The shed made the house look new. We had only ever used it to store the push mower. The rain sprayed splattering the roof the shed and drenching the earth. My breaths came shallow and slow as I entered the door and reached for my prize. An old axe, it was big, notched and rusty as sin. My mother had forbidden me to play with it for fear I would hurt myself. How ironic I would have to use to save her and myself.

The thing that wore her bones no longer trumpeted as it kept slipping and sliding in the mud as it ambled towards the shed. I cried hard, sobbing as I walked towards her I started to laugh. The beast hissed at the rain. Its dull black eyes still oozing goo looked at me knowingly. The gazelle had become the lion.

Its ribs clacked uselessly in the mud. The first swing I did from over my head hard and strong. The rest were short and sweet. The whole time the creature’s dull black eyes bore into my own letting me know for sure that my mother was indeed gone. I didn’t stop until it was in pieces, just to make sure it was dead.
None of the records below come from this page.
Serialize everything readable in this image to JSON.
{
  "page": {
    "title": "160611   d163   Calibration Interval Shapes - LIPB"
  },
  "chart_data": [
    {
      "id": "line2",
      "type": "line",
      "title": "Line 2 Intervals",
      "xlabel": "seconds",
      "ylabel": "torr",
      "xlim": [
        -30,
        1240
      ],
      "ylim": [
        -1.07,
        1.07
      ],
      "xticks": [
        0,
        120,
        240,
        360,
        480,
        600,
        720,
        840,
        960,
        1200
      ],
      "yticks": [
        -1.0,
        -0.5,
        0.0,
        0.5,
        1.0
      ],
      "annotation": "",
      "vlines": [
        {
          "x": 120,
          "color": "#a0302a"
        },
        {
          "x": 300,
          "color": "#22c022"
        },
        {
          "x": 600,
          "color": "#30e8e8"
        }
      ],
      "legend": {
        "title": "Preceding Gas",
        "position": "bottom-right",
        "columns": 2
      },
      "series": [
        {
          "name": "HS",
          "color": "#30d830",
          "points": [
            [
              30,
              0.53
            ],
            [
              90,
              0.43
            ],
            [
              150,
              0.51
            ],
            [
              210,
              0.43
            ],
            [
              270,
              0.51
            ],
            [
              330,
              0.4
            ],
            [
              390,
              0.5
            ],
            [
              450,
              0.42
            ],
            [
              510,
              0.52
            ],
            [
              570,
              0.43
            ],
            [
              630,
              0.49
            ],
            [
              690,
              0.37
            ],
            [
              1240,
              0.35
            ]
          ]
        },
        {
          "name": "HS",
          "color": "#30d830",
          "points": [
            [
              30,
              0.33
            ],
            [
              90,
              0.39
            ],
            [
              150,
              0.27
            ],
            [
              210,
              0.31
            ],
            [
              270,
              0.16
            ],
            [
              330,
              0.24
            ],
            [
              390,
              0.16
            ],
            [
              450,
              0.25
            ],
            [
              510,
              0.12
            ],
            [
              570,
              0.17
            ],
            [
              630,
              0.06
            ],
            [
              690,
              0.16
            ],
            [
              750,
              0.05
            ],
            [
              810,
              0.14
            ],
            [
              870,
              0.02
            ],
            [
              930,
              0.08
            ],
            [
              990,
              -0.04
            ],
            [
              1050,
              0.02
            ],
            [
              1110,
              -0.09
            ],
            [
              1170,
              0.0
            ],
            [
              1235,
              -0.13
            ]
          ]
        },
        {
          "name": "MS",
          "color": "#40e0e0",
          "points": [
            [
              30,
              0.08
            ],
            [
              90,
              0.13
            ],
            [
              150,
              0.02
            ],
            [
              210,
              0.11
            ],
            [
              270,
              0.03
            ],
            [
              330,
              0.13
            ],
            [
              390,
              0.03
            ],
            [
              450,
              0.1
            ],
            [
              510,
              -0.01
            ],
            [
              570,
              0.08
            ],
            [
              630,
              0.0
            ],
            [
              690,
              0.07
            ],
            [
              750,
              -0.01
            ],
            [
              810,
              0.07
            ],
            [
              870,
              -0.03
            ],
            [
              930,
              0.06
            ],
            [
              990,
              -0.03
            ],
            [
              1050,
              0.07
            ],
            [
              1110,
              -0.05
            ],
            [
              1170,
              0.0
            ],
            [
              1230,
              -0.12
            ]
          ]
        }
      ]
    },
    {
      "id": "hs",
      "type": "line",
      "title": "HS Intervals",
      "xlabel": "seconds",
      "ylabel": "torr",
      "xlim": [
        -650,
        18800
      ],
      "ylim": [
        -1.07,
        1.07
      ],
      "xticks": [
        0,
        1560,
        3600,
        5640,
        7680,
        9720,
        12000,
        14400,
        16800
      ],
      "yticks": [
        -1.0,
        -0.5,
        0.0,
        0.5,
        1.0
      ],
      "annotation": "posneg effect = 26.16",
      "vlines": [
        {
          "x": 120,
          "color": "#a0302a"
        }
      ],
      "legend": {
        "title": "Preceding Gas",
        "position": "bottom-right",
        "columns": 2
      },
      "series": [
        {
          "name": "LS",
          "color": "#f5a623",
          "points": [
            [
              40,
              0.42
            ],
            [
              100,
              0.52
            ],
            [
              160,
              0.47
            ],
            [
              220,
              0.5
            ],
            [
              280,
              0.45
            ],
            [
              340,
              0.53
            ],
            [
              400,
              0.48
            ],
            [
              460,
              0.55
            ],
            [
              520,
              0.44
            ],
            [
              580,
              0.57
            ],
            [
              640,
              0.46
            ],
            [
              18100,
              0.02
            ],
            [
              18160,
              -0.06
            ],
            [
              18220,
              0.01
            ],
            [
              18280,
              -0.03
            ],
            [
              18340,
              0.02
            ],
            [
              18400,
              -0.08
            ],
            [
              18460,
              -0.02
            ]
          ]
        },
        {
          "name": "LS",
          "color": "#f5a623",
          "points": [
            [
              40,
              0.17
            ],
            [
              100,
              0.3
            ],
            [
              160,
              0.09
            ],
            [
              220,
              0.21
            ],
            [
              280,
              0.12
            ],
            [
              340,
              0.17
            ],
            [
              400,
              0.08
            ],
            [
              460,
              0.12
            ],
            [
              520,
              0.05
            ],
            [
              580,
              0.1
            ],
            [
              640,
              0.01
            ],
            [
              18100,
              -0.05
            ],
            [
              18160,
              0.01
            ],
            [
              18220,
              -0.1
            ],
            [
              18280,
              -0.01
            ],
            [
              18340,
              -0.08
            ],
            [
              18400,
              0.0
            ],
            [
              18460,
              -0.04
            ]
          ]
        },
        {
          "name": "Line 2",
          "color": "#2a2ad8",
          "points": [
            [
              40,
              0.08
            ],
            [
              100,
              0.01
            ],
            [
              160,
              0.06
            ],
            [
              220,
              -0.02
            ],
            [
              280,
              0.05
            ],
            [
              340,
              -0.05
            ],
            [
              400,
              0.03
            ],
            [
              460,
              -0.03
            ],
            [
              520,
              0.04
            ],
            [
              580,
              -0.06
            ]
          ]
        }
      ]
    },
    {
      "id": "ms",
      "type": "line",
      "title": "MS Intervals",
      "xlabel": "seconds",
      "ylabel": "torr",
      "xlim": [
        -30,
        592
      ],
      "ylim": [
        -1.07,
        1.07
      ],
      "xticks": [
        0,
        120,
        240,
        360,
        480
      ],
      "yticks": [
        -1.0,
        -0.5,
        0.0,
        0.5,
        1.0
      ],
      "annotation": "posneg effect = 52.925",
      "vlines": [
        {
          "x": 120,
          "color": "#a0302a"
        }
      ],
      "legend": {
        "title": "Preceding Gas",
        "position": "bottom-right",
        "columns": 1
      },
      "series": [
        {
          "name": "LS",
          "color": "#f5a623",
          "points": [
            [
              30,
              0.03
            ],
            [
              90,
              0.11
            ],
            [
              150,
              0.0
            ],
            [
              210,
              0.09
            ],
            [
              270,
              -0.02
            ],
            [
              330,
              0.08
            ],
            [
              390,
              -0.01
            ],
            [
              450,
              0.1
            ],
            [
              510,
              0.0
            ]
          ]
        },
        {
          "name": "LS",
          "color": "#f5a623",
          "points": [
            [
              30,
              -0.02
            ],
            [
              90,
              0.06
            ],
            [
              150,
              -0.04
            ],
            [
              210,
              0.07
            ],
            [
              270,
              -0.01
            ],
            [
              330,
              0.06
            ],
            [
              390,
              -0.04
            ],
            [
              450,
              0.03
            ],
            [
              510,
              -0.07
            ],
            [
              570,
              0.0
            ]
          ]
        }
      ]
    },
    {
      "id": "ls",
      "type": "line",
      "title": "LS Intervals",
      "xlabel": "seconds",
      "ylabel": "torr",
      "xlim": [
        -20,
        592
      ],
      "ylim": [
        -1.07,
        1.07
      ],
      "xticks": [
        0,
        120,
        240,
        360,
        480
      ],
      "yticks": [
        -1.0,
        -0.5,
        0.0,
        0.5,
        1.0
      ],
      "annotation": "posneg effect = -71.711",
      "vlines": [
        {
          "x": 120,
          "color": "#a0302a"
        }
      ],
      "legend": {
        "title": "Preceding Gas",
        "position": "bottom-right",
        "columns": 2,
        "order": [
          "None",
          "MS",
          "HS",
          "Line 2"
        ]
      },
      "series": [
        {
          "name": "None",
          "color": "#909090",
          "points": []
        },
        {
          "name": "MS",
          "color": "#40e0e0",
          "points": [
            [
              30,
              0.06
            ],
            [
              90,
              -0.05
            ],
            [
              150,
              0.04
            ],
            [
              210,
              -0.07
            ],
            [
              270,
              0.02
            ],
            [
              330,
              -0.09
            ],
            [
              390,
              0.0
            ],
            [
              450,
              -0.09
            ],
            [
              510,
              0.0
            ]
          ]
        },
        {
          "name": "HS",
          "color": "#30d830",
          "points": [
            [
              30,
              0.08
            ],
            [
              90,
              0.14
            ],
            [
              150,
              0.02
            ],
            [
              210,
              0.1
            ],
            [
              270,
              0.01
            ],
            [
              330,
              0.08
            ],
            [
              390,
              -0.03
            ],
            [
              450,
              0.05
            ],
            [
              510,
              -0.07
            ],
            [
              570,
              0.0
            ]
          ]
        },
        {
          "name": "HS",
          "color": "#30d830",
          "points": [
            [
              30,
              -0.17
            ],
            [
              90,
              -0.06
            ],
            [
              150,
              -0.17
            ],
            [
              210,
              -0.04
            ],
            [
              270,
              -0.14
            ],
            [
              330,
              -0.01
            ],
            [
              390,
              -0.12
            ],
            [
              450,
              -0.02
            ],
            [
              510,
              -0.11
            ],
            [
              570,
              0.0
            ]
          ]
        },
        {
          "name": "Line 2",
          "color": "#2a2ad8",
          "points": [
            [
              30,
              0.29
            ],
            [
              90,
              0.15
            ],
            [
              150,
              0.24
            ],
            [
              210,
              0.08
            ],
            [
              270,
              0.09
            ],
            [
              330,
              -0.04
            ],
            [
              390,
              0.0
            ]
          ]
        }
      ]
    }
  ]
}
So you see I didn’t kill my mother I laid her to rest.

The public defender across the table was white as a sheet. “You hacked her up with an axe.” He blurted.

“I set her free,” I replied.

“You really believe that John?” He asked his color returning.

“Didn’t you hear my story?” I asked.

He smiled at me then like a shark smelling blood in the water. “I sure did. You tell it just like that and we can plead insanity for sure.” With that my public defender took his leave. Assuring me that I would be moved to serve out my sentence in a cushy state-run Sanatorium. At least the pills they would give me there would let me sleep.